For my money the Asuka-Sasha Banks match took Match of the Night honors.  Like the opener this only went 11:30 or so but they packed a lot in.  Sasha dominated the early minutes as Asuka sold the leg from earlier.  Sasha hit an absolutely gasp-inducing sunset flip powerbomb to the floor that looked like a trip to Concussion City.  Asuka came back and hit a top rope DDT.  The two ended up trading and countering finishers for a long time, reminiscent of a Kurt Angle match.  They repeated the spot from earlier, where this time Sasha was in the ropes and Asuka went for the hip attack, but instead of taking the move for her friend, Bayley simply shoved Sasha out of the way.  Sasha went for another Bank Statement but Asuka countered again into the Asuka Lock for the submission win.  Post-match they teased dissension between the two BFFs and eventually this would lead to Bayley turning on Sasha to begin the feud the company had teased for two years.  This match was really good.

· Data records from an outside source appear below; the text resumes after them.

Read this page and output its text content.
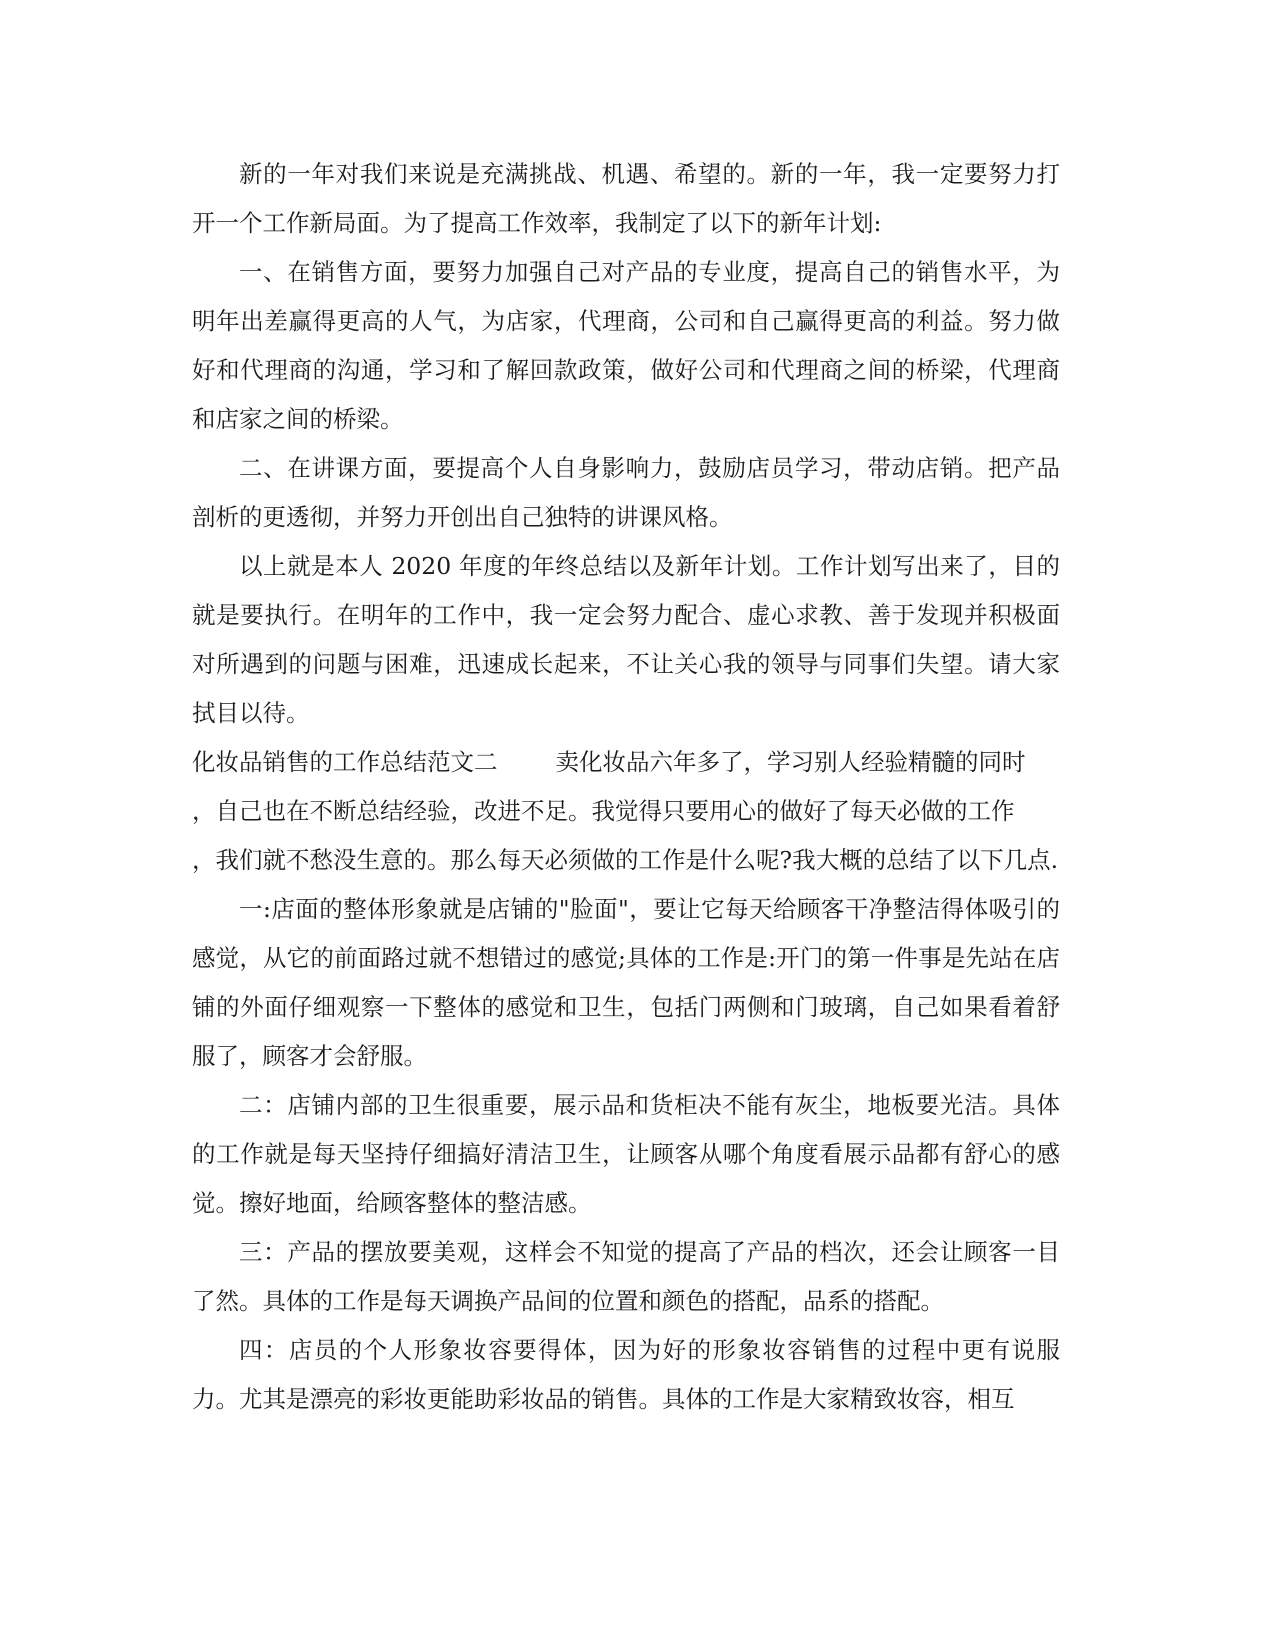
新的一年对我们来说是充满挑战、机遇、希望的。新的一年，我一定要努力打开一个工作新局面。为了提高工作效率，我制定了以下的新年计划:

一、在销售方面，要努力加强自己对产品的专业度，提高自己的销售水平，为明年出差赢得更高的人气，为店家，代理商，公司和自己赢得更高的利益。努力做好和代理商的沟通，学习和了解回款政策，做好公司和代理商之间的桥梁，代理商和店家之间的桥梁。

二、在讲课方面，要提高个人自身影响力，鼓励店员学习，带动店销。把产品剖析的更透彻，并努力开创出自己独特的讲课风格。

以上就是本人 2020 年度的年终总结以及新年计划。工作计划写出来了，目的就是要执行。在明年的工作中，我一定会努力配合、虚心求教、善于发现并积极面对所遇到的问题与困难，迅速成长起来，不让关心我的领导与同事们失望。请大家拭目以待。

化妆品销售的工作总结范文二 卖化妆品六年多了，学习别人经验精髓的同时

，自己也在不断总结经验，改进不足。我觉得只要用心的做好了每天必做的工作

，我们就不愁没生意的。那么每天必须做的工作是什么呢?我大概的总结了以下几点.

一:店面的整体形象就是店铺的"脸面"，要让它每天给顾客干净整洁得体吸引的感觉，从它的前面路过就不想错过的感觉;具体的工作是:开门的第一件事是先站在店铺的外面仔细观察一下整体的感觉和卫生，包括门两侧和门玻璃，自己如果看着舒服了，顾客才会舒服。

二：店铺内部的卫生很重要，展示品和货柜决不能有灰尘，地板要光洁。具体的工作就是每天坚持仔细搞好清洁卫生，让顾客从哪个角度看展示品都有舒心的感觉。擦好地面，给顾客整体的整洁感。

三：产品的摆放要美观，这样会不知觉的提高了产品的档次，还会让顾客一目了然。具体的工作是每天调换产品间的位置和颜色的搭配，品系的搭配。

四：店员的个人形象妆容要得体，因为好的形象妆容销售的过程中更有说服力。尤其是漂亮的彩妆更能助彩妆品的销售。具体的工作是大家精致妆容，相互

Another strong title match was next as Drew McIntyre defended against Randy Orton.  This went twenty minutes but unlike the Seth match it didn't feel too long.  Both men bled hardway by the middle of the bout, and the action was hard-hitting.  Both guys got their big moves in.  Orton hit a pair of table suplexes and a floor suplex, Drew used a figure four, Orton escaped with an eye rake, Drew countered a Tree of Woe with a throw off the top rope and hit the Future Shock DDT, Orton hit his draping DDT and went for a punt, but Drew countered with a powerbomb and went for the Claymore Kick.  Orton dodged it but Drew pinned him with a backslide to keep the feud going for two more PPVs.  Solid work by both guys.

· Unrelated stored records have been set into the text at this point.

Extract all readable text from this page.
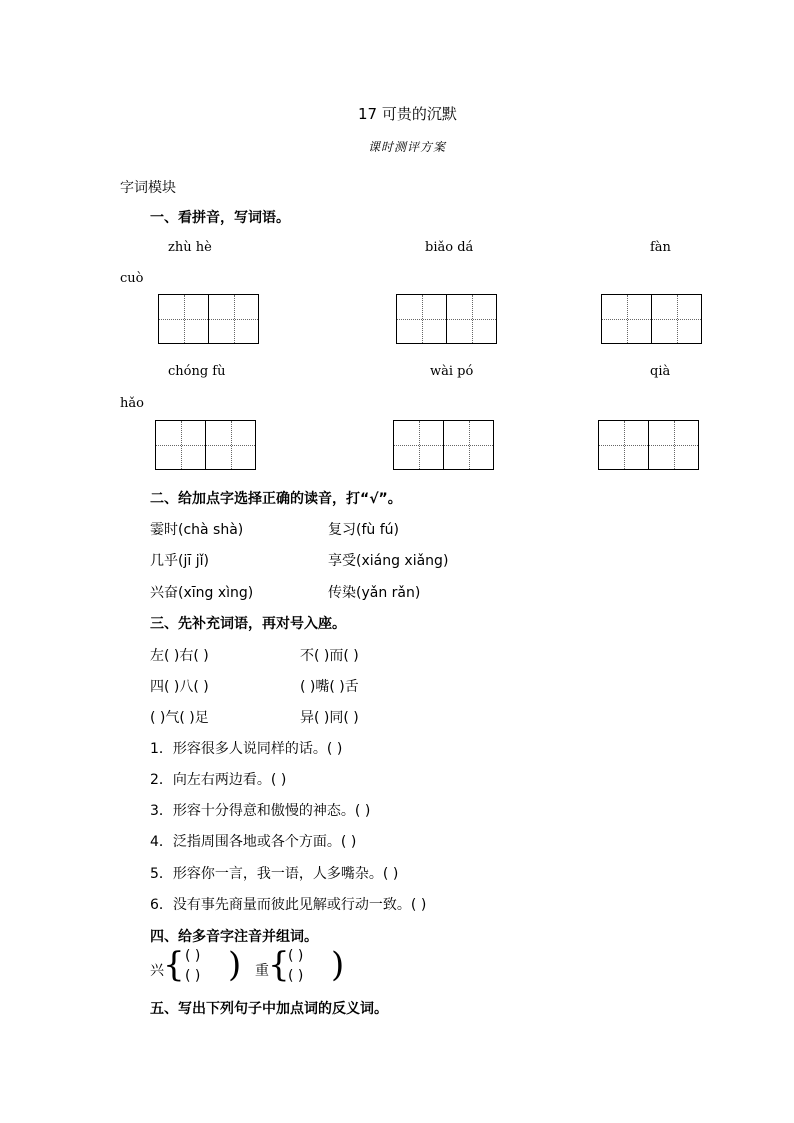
17 可贵的沉默
课时测评方案
字词模块
一、看拼音，写词语。
zhù hè	biǎo dá	fàn
cuò
chóng fù	wài pó	qià
hǎo
二、给加点字选择正确的读音，打“√”。
霎时(chà shà)	复习(fù fú)
几乎(jī jǐ)	享受(xiáng xiǎng)
兴奋(xīng xìng)	传染(yǎn rǎn)
三、先补充词语，再对号入座。
左( )右( )	不( )而( )
四( )八( )	( )嘴( )舌
( )气( )足	异( )同( )
1．形容很多人说同样的话。( )
2．向左右两边看。( )
3．形容十分得意和傲慢的神态。( )
4．泛指周围各地或各个方面。( )
5．形容你一言，我一语，人多嘴杂。( )
6．没有事先商量而彼此见解或行动一致。( )
四、给多音字注音并组词。
兴 { ( )
( ) ) 重 {
( )
( ) )
五、写出下列句子中加点词的反义词。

The main event was one of the worst in SummerSlam history, as Universal Champion Braun Strowman defended against the irreparably damaged Fiend in a Falls Count Anywhere match.  On the bright side, the red spotlight was gone.  On the less bright side, this match was boring as shit.  They brawled around ringside, Braun shoulderblocked Wyatt through the ring barricade (this spot gets less and less impressive the more they do it), they fought to the gorilla position and the announcers oversold them throwing each other into the walls.  Back in the ring Strowman escaped the Mandible Claw and hit a powerslam, then used a boxcutter to slice up the mat and expose the wood planks.  But Wyatt hit a uranage and two Sister Abigails sort of on the wood to win the title he lost to Goldberg all those months prior.  Roman Reigns then made a surprise return and beat the crap out of both guys.  A week later at the Payback PPV he'd win back the Universal Title.  So Fiend winning here was pointless.  This sucked.  

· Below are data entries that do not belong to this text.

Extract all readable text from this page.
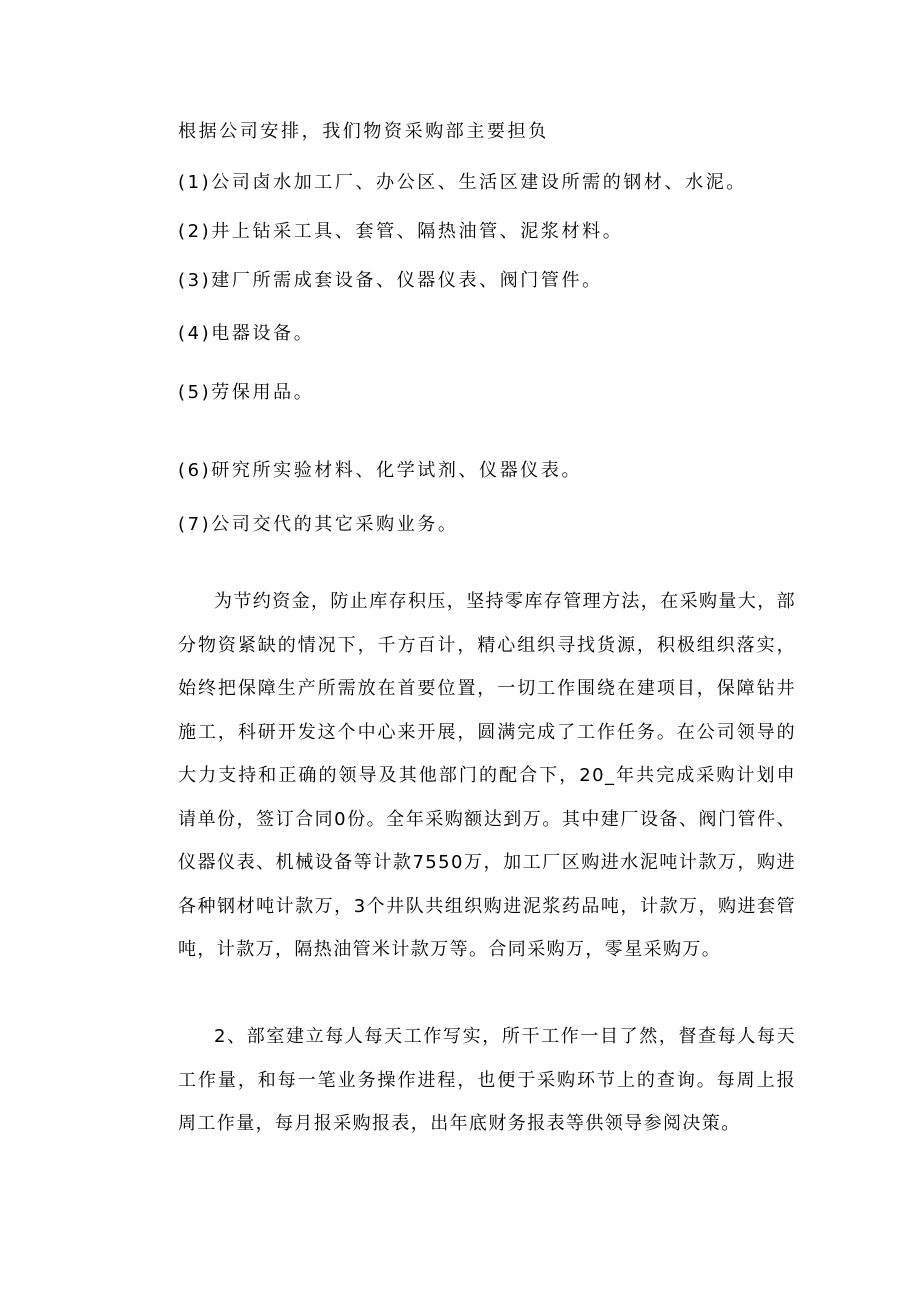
根据公司安排，我们物资采购部主要担负
(1)公司卤水加工厂、办公区、生活区建设所需的钢材、水泥。
(2)井上钻采工具、套管、隔热油管、泥浆材料。
(3)建厂所需成套设备、仪器仪表、阀门管件。
(4)电器设备。
(5)劳保用品。
(6)研究所实验材料、化学试剂、仪器仪表。
(7)公司交代的其它采购业务。

为节约资金，防止库存积压，坚持零库存管理方法，在采购量大，部分物资紧缺的情况下，千方百计，精心组织寻找货源，积极组织落实，始终把保障生产所需放在首要位置，一切工作围绕在建项目，保障钻井施工，科研开发这个中心来开展，圆满完成了工作任务。在公司领导的大力支持和正确的领导及其他部门的配合下，20_年共完成采购计划申请单份，签订合同0份。全年采购额达到万。其中建厂设备、阀门管件、仪器仪表、机械设备等计款7550万，加工厂区购进水泥吨计款万，购进各种钢材吨计款万，3个井队共组织购进泥浆药品吨，计款万，购进套管吨，计款万，隔热油管米计款万等。合同采购万，零星采购万。

2、部室建立每人每天工作写实，所干工作一目了然，督查每人每天工作量，和每一笔业务操作进程，也便于采购环节上的查询。每周上报周工作量，每月报采购报表，出年底财务报表等供领导参阅决策。
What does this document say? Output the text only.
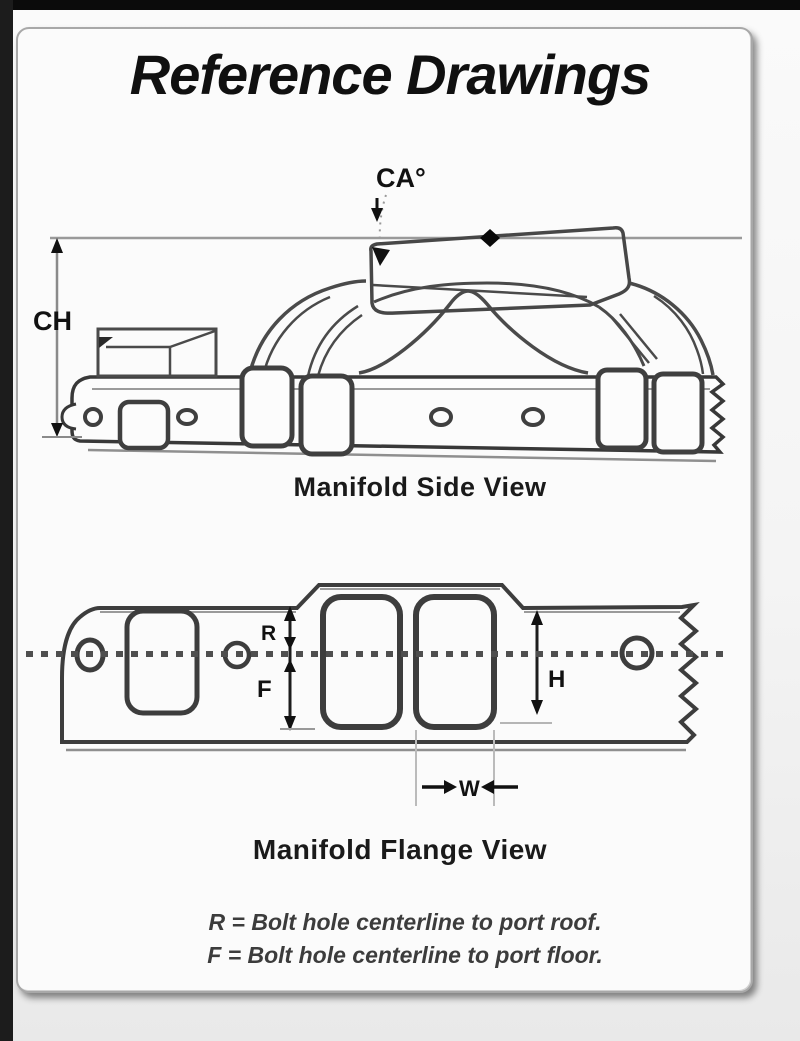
CA°
CH
R
F	H
W
Reference Drawings
Manifold Side View
Manifold Flange View
R = Bolt hole centerline to port roof.
F = Bolt hole centerline to port floor.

This show was on a six-match streak of inoffensive-at-worst bouts and then the main event ground everything to a halt.  Not unlike a Hogan-era PPV in that regard.  Given the circumstances though SummerSlam 2020 was an okay show.  Nothing close to a Match of the Year candidate in sight, but a pair of very good women's title bouts and a strong WWE Title showing, all of which fell in the ***1/2 to ***3/4 range.  

Best Match: Sasha Banks vs. Asuka
Worst Match: Strowman vs. The Fiend
What I'd Change: I know Roman's return was the big ending but Drew vs. Orton really should've gone last.  Seth vs. Dom should've been shorter and both of Asuka's matches could've been longer.
Most Disappointing Match: Nothing really fell short of expectations for me.
Most Pleasant Surprise: That Sasha and Asuka were able to steal the show with less than 12 minutes to work with.
Overall Rating: 6.5/10
Better Than WrestleMania 36?: I guess probably overall?  There wasn't anything as good as Ripley vs. Charlotte or Seth vs. Owens, but 'Mania 36's main events were both awful too.